J’ai longtemps hésité et j’hésiterai toujours entre le philosophe Zénon d’Élée, qui voulut montrer que le monde des sens n’est qu’une illusion, célèbre pour ses paradoxes dont celui d’Achille et de la tortue et le Zénon de Marguerite Yourcenar, l’alchimiste et médecin humaniste du XVIe siècle campé dans L’œuvre au noir. Ou alors le tribun chrétien du même nom, originaire de la Mauritanie romaine, qui mourut à la tête de dix mille deux cent trois soldats décapités sur ordre de l’empereur Dioclétien vers l’an 300 de notre ère qui les craignait plutôt que d’apostasier leur foi. Le prier à genoux, ce saint martyr, dans l’unique chapelle du Xe siècle conservée de Rome, merveille de l’art byzantin sertie d’admirables mosaïques. Ou même Zénon de Kition, décrit par ses contemporains comme un homme « frêle, grand, à la peau noire », sans doute originaire de l’Éthiopie d’Homère. Oui, le fondateur du stoïcisme, c’est lui, le philosophe dont les Athéniens ceignirent le front d’une couronne d’or et pour lequel sera construit un tombeau aux frais de la cité.
Zénon vient du grec xeno et signifie l’étranger, l’égaré dans la nuit totalement noire, si assombrie lorsque le mois d’août s’enhardit sous les pluies de perséides. Et les aurores boréales jetaient des flammes qui avaient l’aura du Jugement dernier.
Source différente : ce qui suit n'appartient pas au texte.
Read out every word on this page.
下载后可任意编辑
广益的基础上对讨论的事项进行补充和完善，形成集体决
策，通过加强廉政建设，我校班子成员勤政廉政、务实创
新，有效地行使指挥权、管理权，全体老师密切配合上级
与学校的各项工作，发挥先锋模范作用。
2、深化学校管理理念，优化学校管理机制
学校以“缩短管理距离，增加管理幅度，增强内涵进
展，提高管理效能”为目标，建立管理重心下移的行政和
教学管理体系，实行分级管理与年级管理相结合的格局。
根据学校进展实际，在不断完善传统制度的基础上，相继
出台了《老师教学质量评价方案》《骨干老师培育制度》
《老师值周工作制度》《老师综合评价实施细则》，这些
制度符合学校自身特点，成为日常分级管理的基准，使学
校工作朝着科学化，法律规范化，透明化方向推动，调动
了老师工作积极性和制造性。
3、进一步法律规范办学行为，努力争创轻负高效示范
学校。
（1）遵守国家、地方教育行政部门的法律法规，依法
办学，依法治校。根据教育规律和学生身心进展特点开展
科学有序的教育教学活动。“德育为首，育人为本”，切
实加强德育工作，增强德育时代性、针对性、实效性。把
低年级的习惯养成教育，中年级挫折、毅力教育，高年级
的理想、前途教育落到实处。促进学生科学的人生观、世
Pour tout cela et pour d’autres bribes d’images à la fois historiques et littéraires, la bienveillance dont vous m’honorez, mesdames et messieurs de l’Académie, est un moment important de ma vie intellectuelle.
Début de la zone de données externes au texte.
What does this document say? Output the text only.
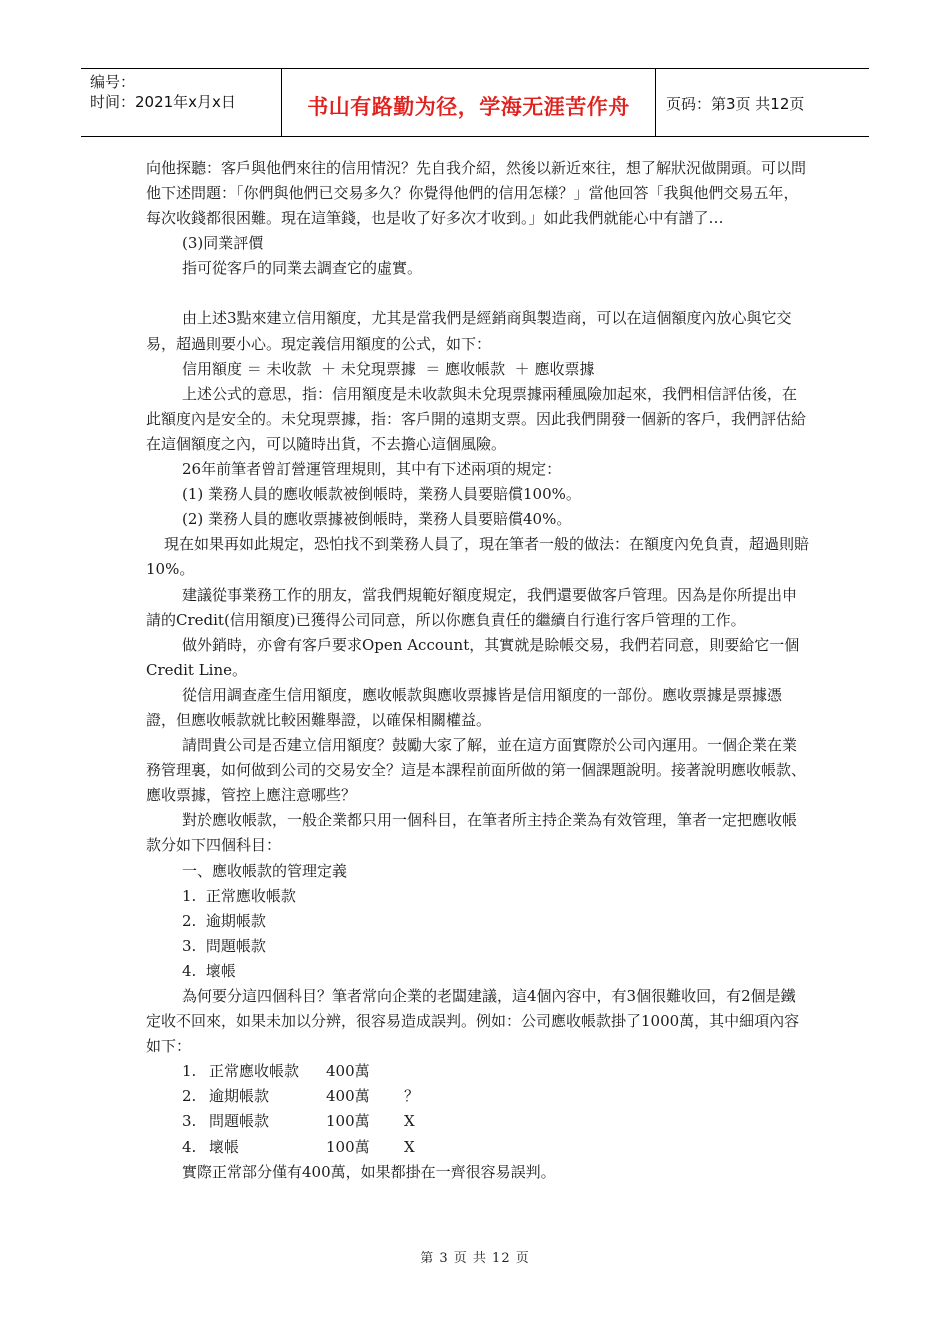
编号：
时间：2021年x月x日	书山有路勤为径，学海无涯苦作舟	页码：第3页 共12页

向他探聽：客戶與他們來往的信用情況？先自我介紹，然後以新近來往，想了解狀況做開頭。可以問他下述問題：「你們與他們已交易多久？你覺得他們的信用怎樣？」當他回答「我與他們交易五年，每次收錢都很困難。現在這筆錢，也是收了好多次才收到。」如此我們就能心中有譜了…

(3)同業評價

指可從客戶的同業去調查它的虛實。

由上述3點來建立信用額度，尤其是當我們是經銷商與製造商，可以在這個額度內放心與它交易，超過則要小心。現定義信用額度的公式，如下：

信用額度 ＝ 未收款  ＋ 未兌現票據  ＝ 應收帳款  ＋ 應收票據

上述公式的意思，指：信用額度是未收款與未兌現票據兩種風險加起來，我們相信評估後，在此額度內是安全的。未兌現票據，指：客戶開的遠期支票。因此我們開發一個新的客戶，我們評估給在這個額度之內，可以隨時出貨，不去擔心這個風險。

26年前筆者曾訂營運管理規則，其中有下述兩項的規定：

(1) 業務人員的應收帳款被倒帳時，業務人員要賠償100%。

(2) 業務人員的應收票據被倒帳時，業務人員要賠償40%。

現在如果再如此規定，恐怕找不到業務人員了，現在筆者一般的做法：在額度內免負責，超過則賠10%。

建議從事業務工作的朋友，當我們規範好額度規定，我們還要做客戶管理。因為是你所提出申請的Credit(信用額度)已獲得公司同意，所以你應負責任的繼續自行進行客戶管理的工作。

做外銷時，亦會有客戶要求Open Account，其實就是賒帳交易，我們若同意，則要給它一個Credit Line。

從信用調查產生信用額度，應收帳款與應收票據皆是信用額度的一部份。應收票據是票據憑證，但應收帳款就比較困難舉證，以確保相關權益。

請問貴公司是否建立信用額度？鼓勵大家了解，並在這方面實際於公司內運用。一個企業在業務管理裏，如何做到公司的交易安全？這是本課程前面所做的第一個課題說明。接著說明應收帳款、應收票據，管控上應注意哪些？

對於應收帳款，一般企業都只用一個科目，在筆者所主持企業為有效管理，筆者一定把應收帳款分如下四個科目：

一、應收帳款的管理定義

1.  正常應收帳款

2.  逾期帳款

3.  問題帳款

4.  壞帳

為何要分這四個科目？筆者常向企業的老闆建議，這4個內容中，有3個很難收回，有2個是鐵定收不回來，如果未加以分辨，很容易造成誤判。例如：公司應收帳款掛了1000萬，其中細項內容如下：

1. 正常應收帳款	400萬
2. 逾期帳款	400萬	？
3. 問題帳款	100萬	X
4. 壞帳	100萬	X

實際正常部分僅有400萬，如果都掛在一齊很容易誤判。

第 3 页 共 12 页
Chacun trouve sa place dans une société par l’amour et l’engagement. L’écrivain se fraye une lumière parmi les rayonnages de livres qui s’amoncellent impeccablement sous les voûtes, et le bruit que font ces joyaux quand ils tombent résonne jusqu’au plafond. Ouverts ou fermés, même par terre, les livres sont nos âmes de secours. Mes propos auraient-ils réussi à vous faire ressentir le sens de ma présence au Québec que je conjugue en termes de mythologies, de langues et de cultures que vous m’en verriez comblé. J’ai incorporé dans ce discours de réception des éléments de ma propre histoire que je vous offre humblement, mesdames et messieurs de l’Académie, en signe du sacrifice que consentent les poètes à vivre pour lire et pour écrire.
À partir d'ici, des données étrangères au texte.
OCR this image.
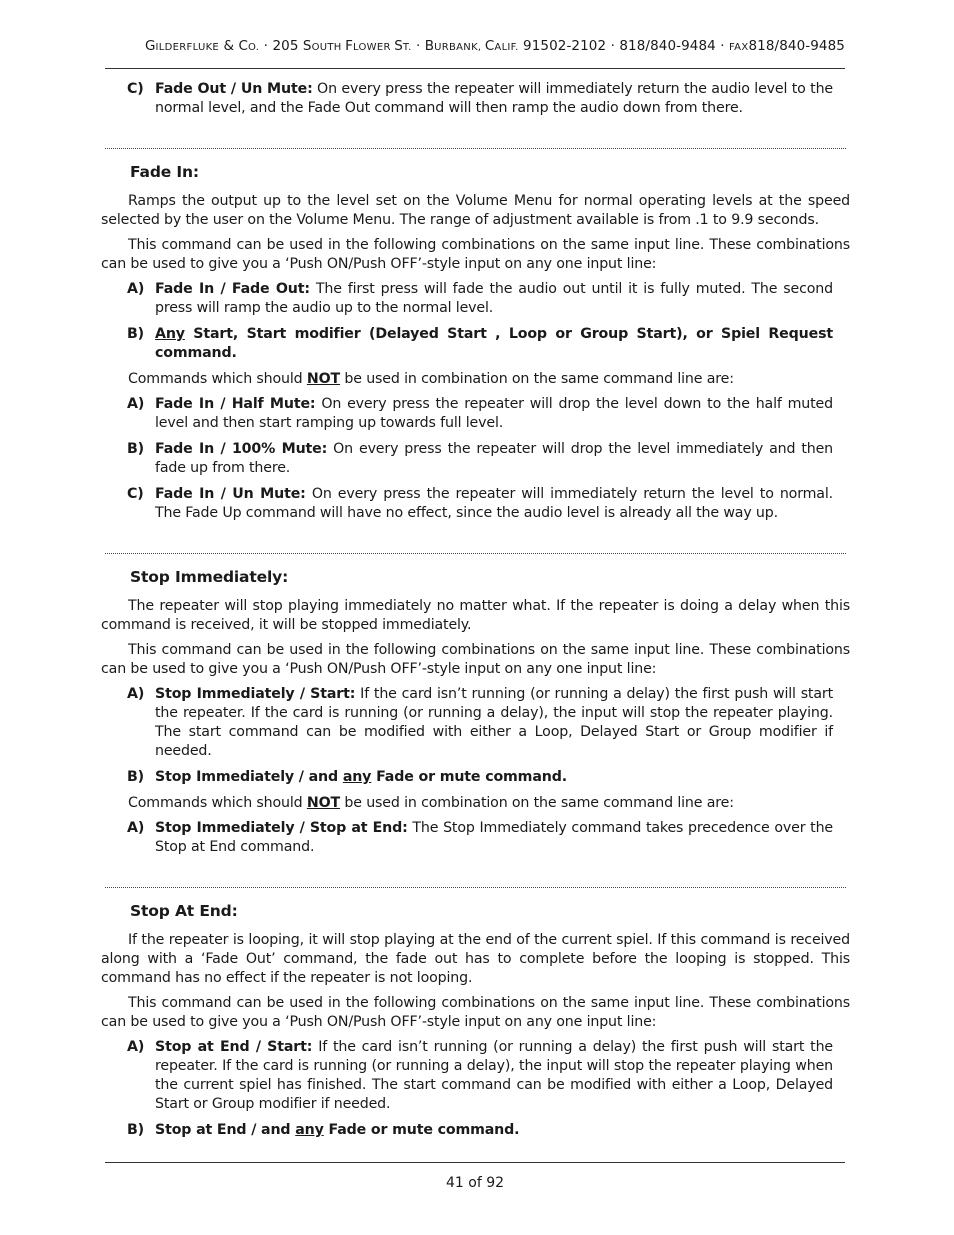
GILDERFLUKE & CO. · 205 SOUTH FLOWER ST. · BURBANK, CALIF. 91502-2102 · 818/840-9484 · FAX818/840-9485
C) Fade Out / Un Mute: On every press the repeater will immediately return the audio level to the normal level, and the Fade Out command will then ramp the audio down from there.
Fade In:

Ramps the output up to the level set on the Volume Menu for normal operating levels at the speed selected by the user on the Volume Menu. The range of adjustment available is from .1 to 9.9 seconds.

This command can be used in the following combinations on the same input line. These combinations can be used to give you a ‘Push ON/Push OFF’-style input on any one input line:

A) Fade In / Fade Out: The first press will fade the audio out until it is fully muted. The second press will ramp the audio up to the normal level.
B) Any Start, Start modifier (Delayed Start , Loop or Group Start), or Spiel Request command.

Commands which should NOT be used in combination on the same command line are:

A) Fade In / Half Mute: On every press the repeater will drop the level down to the half muted level and then start ramping up towards full level.
B) Fade In / 100% Mute: On every press the repeater will drop the level immediately and then fade up from there.
C) Fade In / Un Mute: On every press the repeater will immediately return the level to normal. The Fade Up command will have no effect, since the audio level is already all the way up.
Stop Immediately:

The repeater will stop playing immediately no matter what. If the repeater is doing a delay when this command is received, it will be stopped immediately.

This command can be used in the following combinations on the same input line. These combinations can be used to give you a ‘Push ON/Push OFF’-style input on any one input line:

A) Stop Immediately / Start: If the card isn’t running (or running a delay) the first push will start the repeater. If the card is running (or running a delay), the input will stop the repeater playing. The start command can be modified with either a Loop, Delayed Start or Group modifier if needed.
B) Stop Immediately / and any Fade or mute command.

Commands which should NOT be used in combination on the same command line are:

A) Stop Immediately / Stop at End: The Stop Immediately command takes precedence over the Stop at End command.
Stop At End:

If the repeater is looping, it will stop playing at the end of the current spiel. If this command is received along with a ‘Fade Out’ command, the fade out has to complete before the looping is stopped. This command has no effect if the repeater is not looping.

This command can be used in the following combinations on the same input line. These combinations can be used to give you a ‘Push ON/Push OFF’-style input on any one input line:

A) Stop at End / Start: If the card isn’t running (or running a delay) the first push will start the repeater. If the card is running (or running a delay), the input will stop the repeater playing when the current spiel has finished. The start command can be modified with either a Loop, Delayed Start or Group modifier if needed.
B) Stop at End / and any Fade or mute command.
41 of 92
Je vous remercie, mesdames et messieurs, avec la tendresse la plus grande de m’avoir accueilli au sein de l’Académie des lettres du Québec. Après avoir mesuré l’honneur de mon élection, je tâcherai d’en être digne en restant moi-même, avec l’angoissante virginité du nouvel académicien, égaré parmi vous, poète et médecin par vocation et par passion. Je vous embrasse de mon amitié fraternelle en vous priant d’être indulgents envers les chimères pléthoriques de ma pensée quand bien même elle semble haleter comme une respiration lorsqu’elle s’arrête sur cette citation de Dante, épinglée dans mon souvenir : « … l’art humain est comme le petit-fils de Dieu. » Par ce truchement propice où contempler la face d’Adonaï, mon père, typographe à l’adolescence devenu homme de loi, aiguisait le doute en moi en imputant tout ce que j’avais pu écrire à ce qu’il lui restait de plus déshérité, à l’ombre de son père disparu.